Increases in Ca²⁺_i are a common response to ATP stimulation in many cell types (12), and increases in Ca²⁺_i are thought to play important roles in regulating cell proliferation, migration and differentiation (15, 25). In the Urodele amphibian Pleurodeles waltl, reagents that cause an increase in Ca²⁺_i promote neural development in ectoderm isolated from early gastrulae. Treating gastrula ectoderm with either caffeine or ryanodine has been reported to cause a transitory (10-20 min) release of Ca²⁺ from intracellular stores, the ectoderm subsequently differentiating neurons and glia (47). Similarly, reagents such as the lectin concanavalin A and phorbol esters, which can induce neural development in amphibian ectoderm (48, 49), also increase Ca²⁺_i levels (47). In contrast, preloading gastrula ectoderm with the Ca²⁺ chelator, BAPTA, suppresses neural differentiation in response to dorsal mesoderm, the source of endogenous neuralizing signals (47). These results demonstrate the potential importance of signaling pathways that control Ca²⁺_i levels in neural development. It is therefore of great interest that XlP2Y is expressed in the developing neural plate, and that it can induce prolonged (40-60 min) cellular responses, including increases in Ca²⁺_i.

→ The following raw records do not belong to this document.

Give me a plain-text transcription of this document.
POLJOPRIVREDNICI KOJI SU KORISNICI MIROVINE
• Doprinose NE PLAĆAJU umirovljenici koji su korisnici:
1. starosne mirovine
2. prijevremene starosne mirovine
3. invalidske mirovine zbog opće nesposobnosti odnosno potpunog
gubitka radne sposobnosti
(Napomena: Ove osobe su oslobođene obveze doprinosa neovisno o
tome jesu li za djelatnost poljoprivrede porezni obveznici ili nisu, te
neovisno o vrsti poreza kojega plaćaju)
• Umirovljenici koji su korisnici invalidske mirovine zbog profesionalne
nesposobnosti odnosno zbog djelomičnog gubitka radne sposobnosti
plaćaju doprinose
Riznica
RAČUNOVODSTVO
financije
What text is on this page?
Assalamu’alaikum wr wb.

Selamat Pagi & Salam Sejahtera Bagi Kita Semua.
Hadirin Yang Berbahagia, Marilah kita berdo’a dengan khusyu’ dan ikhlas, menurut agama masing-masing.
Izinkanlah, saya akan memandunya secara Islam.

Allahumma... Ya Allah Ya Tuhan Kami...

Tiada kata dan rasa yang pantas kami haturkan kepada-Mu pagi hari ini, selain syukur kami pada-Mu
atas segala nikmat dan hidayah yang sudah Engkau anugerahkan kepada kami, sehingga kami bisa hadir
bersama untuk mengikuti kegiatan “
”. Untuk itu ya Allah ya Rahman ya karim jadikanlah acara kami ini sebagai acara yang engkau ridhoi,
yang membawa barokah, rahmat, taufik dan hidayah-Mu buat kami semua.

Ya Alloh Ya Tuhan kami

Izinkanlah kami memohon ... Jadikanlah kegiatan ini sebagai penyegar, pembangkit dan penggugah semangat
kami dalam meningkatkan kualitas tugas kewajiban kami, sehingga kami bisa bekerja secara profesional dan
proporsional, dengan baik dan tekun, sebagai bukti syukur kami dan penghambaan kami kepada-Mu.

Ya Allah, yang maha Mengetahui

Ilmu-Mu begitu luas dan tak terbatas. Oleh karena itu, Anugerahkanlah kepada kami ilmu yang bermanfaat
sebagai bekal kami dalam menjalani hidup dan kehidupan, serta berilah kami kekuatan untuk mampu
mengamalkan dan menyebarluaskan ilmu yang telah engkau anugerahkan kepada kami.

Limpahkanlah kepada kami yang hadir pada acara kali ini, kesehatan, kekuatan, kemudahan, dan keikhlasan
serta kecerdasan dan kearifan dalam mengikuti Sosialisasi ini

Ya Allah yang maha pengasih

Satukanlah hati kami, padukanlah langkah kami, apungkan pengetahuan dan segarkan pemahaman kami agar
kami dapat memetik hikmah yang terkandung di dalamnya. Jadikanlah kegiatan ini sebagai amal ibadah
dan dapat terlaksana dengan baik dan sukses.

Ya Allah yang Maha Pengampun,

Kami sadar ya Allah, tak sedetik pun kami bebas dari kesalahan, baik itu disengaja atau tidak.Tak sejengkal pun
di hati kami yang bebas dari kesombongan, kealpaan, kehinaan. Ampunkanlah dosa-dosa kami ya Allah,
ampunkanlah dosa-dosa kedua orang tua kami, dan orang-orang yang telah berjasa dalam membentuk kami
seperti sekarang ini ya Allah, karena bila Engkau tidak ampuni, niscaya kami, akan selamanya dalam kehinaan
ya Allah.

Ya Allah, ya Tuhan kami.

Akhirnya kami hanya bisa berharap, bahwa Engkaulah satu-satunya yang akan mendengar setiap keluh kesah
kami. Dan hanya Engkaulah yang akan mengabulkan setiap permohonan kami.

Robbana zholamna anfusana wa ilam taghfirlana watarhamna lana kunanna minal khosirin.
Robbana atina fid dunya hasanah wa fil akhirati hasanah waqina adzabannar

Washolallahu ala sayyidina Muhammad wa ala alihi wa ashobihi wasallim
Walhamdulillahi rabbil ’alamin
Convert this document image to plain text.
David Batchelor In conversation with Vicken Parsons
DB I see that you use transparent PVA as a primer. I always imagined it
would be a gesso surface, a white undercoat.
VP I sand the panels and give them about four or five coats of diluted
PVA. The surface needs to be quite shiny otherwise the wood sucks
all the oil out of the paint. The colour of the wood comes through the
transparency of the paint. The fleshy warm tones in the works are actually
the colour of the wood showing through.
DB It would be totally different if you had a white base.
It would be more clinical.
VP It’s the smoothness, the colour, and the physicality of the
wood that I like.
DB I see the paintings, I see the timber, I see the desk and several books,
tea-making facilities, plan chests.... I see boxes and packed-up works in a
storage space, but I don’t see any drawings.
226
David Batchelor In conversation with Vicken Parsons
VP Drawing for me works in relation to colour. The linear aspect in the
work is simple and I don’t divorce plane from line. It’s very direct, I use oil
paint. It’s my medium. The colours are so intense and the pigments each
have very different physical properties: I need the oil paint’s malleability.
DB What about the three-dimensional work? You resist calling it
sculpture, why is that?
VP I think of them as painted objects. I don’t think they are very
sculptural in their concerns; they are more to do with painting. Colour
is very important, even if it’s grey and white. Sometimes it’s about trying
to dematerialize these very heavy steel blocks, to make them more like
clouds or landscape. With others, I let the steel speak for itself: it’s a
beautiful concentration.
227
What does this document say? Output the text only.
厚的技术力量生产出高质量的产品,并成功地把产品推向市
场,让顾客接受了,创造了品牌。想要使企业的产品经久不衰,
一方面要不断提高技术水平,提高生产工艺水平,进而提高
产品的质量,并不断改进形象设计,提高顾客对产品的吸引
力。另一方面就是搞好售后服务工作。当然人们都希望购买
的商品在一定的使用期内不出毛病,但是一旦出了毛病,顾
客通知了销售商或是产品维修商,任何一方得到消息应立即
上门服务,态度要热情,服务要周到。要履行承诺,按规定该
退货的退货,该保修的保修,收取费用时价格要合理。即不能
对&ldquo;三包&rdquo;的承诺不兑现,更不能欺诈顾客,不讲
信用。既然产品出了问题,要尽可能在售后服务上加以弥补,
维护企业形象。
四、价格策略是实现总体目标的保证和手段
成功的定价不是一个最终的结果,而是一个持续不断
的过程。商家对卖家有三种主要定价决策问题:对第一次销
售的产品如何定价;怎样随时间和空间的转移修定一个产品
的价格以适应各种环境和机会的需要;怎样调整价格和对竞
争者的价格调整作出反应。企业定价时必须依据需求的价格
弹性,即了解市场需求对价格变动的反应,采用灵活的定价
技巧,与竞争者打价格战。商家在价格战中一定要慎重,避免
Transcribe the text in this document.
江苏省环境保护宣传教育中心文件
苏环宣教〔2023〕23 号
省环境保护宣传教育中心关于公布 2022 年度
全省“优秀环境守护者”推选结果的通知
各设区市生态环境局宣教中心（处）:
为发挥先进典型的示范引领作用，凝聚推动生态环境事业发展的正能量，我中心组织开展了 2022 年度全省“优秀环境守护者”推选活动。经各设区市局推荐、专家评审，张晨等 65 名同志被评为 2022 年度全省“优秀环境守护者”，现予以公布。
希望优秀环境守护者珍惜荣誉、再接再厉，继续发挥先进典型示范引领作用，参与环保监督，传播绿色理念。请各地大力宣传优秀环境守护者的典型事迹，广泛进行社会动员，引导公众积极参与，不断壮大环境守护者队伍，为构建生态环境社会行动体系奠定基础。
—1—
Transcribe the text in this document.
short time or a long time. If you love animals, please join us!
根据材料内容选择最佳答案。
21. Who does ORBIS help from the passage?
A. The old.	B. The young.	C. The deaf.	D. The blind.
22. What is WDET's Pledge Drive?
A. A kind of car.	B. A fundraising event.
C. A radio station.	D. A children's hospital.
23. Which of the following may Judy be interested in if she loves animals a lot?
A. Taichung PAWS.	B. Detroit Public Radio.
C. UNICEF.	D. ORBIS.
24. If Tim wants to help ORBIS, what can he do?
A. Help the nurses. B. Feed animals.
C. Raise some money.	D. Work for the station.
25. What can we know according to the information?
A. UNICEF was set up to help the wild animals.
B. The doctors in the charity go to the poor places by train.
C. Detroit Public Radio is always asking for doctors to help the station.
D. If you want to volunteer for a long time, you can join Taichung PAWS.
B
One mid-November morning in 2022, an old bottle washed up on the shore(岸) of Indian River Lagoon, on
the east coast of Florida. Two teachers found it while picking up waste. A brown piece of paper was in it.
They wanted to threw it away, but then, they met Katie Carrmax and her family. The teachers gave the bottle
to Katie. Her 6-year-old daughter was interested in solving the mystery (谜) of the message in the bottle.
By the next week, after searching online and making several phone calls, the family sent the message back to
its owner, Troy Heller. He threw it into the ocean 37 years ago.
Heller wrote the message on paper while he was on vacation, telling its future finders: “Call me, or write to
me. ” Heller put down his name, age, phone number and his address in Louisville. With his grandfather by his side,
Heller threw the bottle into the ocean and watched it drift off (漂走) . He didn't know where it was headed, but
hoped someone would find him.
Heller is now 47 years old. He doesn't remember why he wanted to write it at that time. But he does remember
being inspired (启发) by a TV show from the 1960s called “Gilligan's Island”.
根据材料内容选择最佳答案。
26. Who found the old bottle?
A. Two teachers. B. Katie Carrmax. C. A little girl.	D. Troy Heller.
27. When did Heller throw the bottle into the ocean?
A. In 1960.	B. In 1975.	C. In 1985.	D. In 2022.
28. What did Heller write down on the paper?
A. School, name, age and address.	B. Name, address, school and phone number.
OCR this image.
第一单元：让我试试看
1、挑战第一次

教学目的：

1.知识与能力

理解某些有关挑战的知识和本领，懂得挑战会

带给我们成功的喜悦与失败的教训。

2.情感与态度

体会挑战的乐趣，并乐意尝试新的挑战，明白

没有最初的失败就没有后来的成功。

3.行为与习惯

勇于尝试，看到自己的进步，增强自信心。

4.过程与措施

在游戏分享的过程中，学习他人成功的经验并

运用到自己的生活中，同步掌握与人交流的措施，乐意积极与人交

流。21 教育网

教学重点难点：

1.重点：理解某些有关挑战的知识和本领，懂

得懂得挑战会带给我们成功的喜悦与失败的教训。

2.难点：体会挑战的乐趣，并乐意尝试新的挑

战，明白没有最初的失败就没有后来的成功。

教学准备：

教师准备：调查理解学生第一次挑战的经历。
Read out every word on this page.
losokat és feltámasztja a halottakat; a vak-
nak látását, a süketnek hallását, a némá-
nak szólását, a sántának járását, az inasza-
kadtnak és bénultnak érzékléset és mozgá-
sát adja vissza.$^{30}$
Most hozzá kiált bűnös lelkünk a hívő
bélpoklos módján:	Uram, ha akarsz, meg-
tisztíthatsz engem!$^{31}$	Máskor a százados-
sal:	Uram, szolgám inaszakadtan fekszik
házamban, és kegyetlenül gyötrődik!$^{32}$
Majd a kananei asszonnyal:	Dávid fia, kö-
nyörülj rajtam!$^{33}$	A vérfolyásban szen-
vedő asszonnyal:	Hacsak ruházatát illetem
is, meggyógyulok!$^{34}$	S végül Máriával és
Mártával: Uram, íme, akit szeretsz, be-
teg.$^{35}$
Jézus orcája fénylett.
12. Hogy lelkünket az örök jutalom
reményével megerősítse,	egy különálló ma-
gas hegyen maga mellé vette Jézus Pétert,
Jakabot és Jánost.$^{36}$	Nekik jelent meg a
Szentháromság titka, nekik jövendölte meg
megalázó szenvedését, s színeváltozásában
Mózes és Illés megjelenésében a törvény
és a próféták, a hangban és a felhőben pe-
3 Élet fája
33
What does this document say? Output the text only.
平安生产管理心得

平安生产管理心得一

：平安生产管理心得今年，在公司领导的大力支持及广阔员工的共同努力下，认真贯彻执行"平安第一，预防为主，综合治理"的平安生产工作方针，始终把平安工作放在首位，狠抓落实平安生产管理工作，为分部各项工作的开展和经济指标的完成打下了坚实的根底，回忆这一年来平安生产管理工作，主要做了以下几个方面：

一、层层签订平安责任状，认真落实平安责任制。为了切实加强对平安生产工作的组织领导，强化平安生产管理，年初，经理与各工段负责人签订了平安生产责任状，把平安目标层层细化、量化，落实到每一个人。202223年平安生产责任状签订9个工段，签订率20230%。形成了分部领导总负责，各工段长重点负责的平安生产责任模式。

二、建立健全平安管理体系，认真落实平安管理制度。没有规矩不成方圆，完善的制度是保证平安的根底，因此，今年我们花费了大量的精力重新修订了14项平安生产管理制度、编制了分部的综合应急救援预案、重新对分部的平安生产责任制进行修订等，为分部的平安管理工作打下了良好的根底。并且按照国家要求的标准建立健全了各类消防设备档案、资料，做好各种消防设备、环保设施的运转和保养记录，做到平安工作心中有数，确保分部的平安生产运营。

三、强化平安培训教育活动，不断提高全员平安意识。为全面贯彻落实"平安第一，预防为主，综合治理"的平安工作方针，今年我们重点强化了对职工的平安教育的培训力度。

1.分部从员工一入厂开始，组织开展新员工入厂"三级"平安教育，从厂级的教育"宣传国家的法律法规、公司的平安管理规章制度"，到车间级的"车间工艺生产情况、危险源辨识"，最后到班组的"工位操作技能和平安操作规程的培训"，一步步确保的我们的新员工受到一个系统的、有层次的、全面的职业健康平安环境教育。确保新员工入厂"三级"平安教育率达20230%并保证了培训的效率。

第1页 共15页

In amphibians, the neural plate forms in the dorsal ectoderm as a result of inductive signals released by the underlying dorsal mesoderm, a process initiated during gastrulation (50). The onset of XlP2Y transcription during the later stages of gastrulation suggests that it is highly unlikely that this receptor mediates a primary neuralizing signal. Instead, it suggests that expression of XlP2Y is an early response to these signals, and that it might participate in secondary neuralizing signals responsible for establishing different cell identities within the neural plate, the birth of primary neurons, the maintenance of neuronal fates, and the morphogenetic movements whereby the neural plate folds about the midline to form the neural tube. In Xenopus embryos the first neurons do not differentiate until after the neural tube is formed (51, 52), and it may be significant that this coincides with a significant reduction in XlP2Y transcripts. ATP may not be the only neurotransmitter involved in neural development during neural plate stages in Xenopus. Inhibition of dopamine -hydroxylase, the enzyme catalyzing the conversion of dopamine to noradrenaline, during neural plate stages results in a substantial reduction in the number of neurons that differentiate in culture, as do antagonists of the -adrenergic receptor (17). In contrast, addition of noradrenaline or dopamine increases the number of neurons that differentiated in similar cultures. This suggests that endogenous noradrenaline is part of the mechanism controlling neuronal differentiation in the central nervous system. It will be interesting to see what effects, if any, extracellular ATP has on the differentiation of neurons.